Recentemente, na assembleia geral de acionistas da Kioxia Holdings — antiga divisão de memória da Toshiba — 900 investidores lotaram um salão com capacidade para 500 pessoas. Eles parabenizaram a administração da Kioxia por se tornar a empresa mais valiosa do Japão. Suas ações dispararam 71 vezes desde o IPO em dezembro de 2024, alcançando um valor de 56 trilhões de ienes (US$ 346 bilhões) no fechamento do pregão.
A participação da Toshiba e o impacto da falência da Westinghouse
A participação da Toshiba na Kioxia caiu para 16%, e a empresa planeja continuar reduzindo gradual e estrategicamente essa participação. A Toshiba, que já foi um gigante da tecnologia, teve que se desfez de diversos negócios, incluindo dispositivos médicos e eletrodomésticos, para se manter à tona. A unidade nuclear americana Westinghouse Electric entrou com pedido de falência em 2017, resultando em enormes prejuízos para a Toshiba e ameaçando sua listagem na Bolsa de Valores de Tóquio.
O que poderia ter sido e a nova direção da Toshiba
No ano fiscal de 2017, o negócio de memória registrou um lucro operacional de 500 bilhões de ienes, que poderia ter sido suficiente para manter a Toshiba na bolsa de valores.

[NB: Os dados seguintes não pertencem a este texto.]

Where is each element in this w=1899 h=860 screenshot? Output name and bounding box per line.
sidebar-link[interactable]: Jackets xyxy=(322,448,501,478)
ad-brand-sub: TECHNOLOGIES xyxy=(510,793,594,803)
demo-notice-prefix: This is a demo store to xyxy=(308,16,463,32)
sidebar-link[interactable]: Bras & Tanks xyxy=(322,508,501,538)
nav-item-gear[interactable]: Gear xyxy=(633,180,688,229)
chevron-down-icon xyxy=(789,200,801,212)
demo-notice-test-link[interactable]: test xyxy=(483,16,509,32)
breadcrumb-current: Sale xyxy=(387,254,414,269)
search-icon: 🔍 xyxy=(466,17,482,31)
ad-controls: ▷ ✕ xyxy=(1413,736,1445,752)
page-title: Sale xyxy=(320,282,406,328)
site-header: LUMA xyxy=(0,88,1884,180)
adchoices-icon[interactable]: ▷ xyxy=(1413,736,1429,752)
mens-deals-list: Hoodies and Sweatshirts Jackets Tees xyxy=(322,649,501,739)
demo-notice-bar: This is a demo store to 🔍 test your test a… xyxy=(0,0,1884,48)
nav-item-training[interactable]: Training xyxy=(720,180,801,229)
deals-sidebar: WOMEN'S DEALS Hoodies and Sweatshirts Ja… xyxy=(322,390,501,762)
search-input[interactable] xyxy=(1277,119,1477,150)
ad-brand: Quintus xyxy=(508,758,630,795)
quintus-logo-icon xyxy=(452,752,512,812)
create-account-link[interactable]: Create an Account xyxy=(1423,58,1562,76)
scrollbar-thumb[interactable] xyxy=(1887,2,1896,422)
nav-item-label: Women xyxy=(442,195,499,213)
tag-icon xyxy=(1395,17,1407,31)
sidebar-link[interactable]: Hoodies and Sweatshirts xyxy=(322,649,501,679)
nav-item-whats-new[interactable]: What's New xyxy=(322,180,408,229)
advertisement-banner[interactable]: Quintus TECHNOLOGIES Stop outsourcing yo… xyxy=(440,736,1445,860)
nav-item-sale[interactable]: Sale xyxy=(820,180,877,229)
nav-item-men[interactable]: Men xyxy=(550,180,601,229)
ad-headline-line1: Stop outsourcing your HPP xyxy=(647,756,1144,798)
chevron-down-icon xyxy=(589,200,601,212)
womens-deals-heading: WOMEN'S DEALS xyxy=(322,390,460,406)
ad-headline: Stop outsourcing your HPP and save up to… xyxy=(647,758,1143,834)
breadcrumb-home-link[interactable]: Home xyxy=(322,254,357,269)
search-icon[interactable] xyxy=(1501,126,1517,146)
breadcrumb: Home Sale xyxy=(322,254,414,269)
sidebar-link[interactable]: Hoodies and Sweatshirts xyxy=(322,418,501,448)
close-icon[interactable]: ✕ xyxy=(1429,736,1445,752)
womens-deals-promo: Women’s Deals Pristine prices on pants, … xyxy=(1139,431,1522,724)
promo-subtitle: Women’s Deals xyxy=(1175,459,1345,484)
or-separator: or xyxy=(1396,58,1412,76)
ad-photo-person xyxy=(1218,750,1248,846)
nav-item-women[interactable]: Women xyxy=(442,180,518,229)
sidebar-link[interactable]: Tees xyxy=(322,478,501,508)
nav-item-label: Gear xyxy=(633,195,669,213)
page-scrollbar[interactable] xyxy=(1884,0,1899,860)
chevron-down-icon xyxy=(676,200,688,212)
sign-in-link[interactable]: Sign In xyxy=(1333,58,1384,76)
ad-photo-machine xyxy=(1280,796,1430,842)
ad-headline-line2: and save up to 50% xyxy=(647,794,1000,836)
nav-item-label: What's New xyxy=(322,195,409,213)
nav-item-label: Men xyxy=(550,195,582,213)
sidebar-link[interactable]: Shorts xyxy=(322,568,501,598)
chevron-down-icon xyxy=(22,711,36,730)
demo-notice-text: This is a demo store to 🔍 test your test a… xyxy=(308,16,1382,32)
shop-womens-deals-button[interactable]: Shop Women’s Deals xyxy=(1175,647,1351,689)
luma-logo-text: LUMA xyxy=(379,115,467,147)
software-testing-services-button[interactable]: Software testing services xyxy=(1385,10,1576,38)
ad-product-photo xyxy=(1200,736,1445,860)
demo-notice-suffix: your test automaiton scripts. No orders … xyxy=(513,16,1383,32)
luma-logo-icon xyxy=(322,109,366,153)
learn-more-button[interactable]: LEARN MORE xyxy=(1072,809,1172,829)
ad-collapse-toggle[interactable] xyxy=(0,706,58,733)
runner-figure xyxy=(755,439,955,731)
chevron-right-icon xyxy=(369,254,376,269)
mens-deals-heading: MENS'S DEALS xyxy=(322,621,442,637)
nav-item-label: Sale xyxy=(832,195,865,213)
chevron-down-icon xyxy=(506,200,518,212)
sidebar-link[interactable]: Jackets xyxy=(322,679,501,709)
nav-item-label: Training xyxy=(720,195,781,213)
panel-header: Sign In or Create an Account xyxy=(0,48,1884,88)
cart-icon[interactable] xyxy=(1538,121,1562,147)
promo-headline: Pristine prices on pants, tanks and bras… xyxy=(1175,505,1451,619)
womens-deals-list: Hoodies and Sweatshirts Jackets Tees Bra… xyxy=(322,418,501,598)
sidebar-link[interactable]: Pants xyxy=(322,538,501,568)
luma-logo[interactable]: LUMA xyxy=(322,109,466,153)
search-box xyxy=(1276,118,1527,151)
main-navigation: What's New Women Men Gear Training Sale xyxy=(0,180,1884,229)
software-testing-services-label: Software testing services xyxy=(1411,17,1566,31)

No entanto, a companhia decidiu pela emissão privada de ações no valor de 600 bilhões de ienes para fundos estrangeiros, o que acabou por abrir caminho para seu fechamento de capital em 2023, após ser adquirida por um consórcio liderado pela Japan Industrial Partners (JIP).
Com a atenção voltada para semicondutores e energia nuclear, a Toshiba agora busca se reerguer sob a gestão da JIP. O plano da empresa é lucrar com equipamentos de geração, transmissão e distribuição de energia, além de elevadores e discos rígidos, enquanto se adapta às novas demandas do mercado, incluindo computação quântica e inteligência artificial física.
Resultados e futuro
A Toshiba registrou uma margem de lucro operacional de 8% no último ano fiscal, mas o impacto da reforma nos lucros foi obscurecido pelos 2,27 trilhões de ienes que a empresa ganhou com sua participação na Kioxia, representando cerca de 60% das vendas. O futuro da Toshiba dependerá de sua capacidade de se reinventar e se adaptar a um mercado em constante evolução.
Opinião
A trajetória da Toshiba é um exemplo claro de como decisões estratégicas podem moldar o futuro de uma empresa, especialmente em setores tão dinâmicos como tecnologia e energia.